Background: Studies on the influence of alcohol consumption on lung function have shown conflicting results. Self-reported alcohol consumption may be inaccurate. This study used both a validated alcohol questionnaire and a blood marker of heavy alcohol consumption, and examined potential associations with different lung physiological variables. Methods: The study population (450 subjects) answered an alcohol questionnaire (AUDIT-C) and performed spirometry, body plethysmography and a test for diffusing capacity for CO (D-L,D-CO). Carbohydrate deficient transferrin (CDT), a clinically used blood marker for identifying heavy alcohol consumption, and C-reactive protein (CRP), a marker of systemic inflammation were analysed. Results: Using AUDIT-C, 407 subjects were alcohol drinkers and 29 non-drinkers. Of the alcohol drinkers, 224 subjects were "hazardous drinkers" and 183 "moderate drinkers". Thirty-four subjects had a CDT >= 2.0% (=heavy drinkers). There was no difference in lung function between hazardous and moderate drinkers.

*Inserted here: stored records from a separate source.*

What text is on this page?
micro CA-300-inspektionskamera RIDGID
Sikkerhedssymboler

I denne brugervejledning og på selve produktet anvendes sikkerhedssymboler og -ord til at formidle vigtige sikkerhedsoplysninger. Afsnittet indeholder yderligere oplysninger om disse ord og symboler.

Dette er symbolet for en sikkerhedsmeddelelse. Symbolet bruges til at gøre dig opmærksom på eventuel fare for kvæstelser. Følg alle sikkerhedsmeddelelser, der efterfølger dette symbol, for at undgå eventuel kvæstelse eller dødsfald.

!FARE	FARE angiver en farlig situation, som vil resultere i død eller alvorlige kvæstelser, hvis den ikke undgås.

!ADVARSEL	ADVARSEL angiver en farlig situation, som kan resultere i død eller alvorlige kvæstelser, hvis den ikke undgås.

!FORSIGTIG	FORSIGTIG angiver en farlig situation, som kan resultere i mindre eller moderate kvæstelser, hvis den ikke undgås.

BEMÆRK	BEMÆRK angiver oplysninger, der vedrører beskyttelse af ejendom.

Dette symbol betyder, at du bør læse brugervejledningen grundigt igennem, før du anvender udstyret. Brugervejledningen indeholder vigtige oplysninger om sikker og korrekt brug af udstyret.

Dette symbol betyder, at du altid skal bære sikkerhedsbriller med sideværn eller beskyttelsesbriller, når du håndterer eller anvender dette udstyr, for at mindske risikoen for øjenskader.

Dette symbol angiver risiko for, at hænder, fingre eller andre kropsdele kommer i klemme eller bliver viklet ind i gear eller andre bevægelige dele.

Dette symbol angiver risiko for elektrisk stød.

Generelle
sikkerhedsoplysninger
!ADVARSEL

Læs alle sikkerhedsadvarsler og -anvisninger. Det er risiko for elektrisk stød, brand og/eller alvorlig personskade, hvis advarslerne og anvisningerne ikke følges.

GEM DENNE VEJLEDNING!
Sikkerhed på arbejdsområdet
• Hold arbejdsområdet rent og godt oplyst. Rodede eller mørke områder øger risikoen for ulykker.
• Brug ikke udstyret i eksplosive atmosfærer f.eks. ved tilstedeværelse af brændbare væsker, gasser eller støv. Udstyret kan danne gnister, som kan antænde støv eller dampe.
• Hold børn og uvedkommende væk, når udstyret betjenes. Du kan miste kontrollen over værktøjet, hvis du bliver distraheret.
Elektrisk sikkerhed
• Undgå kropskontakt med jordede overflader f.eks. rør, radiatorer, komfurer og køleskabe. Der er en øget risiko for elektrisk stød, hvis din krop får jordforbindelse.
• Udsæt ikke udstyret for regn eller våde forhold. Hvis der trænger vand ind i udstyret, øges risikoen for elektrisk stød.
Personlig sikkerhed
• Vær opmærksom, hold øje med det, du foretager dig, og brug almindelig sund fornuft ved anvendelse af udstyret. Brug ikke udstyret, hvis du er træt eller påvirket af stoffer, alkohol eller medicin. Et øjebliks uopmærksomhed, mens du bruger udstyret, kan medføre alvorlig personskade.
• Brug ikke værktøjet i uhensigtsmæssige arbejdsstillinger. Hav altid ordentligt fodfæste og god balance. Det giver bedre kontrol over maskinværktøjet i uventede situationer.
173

Heavy drinkers had lower D-L,D-CO (74% vs 83% PN, p = 0.003), more symptoms of chronic bronchitis (p = 0.001) and higher AUDIT-C scores (p < 0.001) than non-heavy drinkers. After adjustments (pack years and CRP) the difference In D-L,D-CO (p = 0.037) remained. Multiple regression showed an association between CDT and both FEV1 (p = 0.004) and D-L,D-CO (p = 0.012) in all alcohol drinkers, but not in never-smokers. The AUDIT-C score was associated with CDT (also after adjustments, p < 0.001) but not with any lung function variable. Conclusion: The results from this study suggest that alcohol and particularly heavy drinking has an independent additive negative effect on lung function in smokers.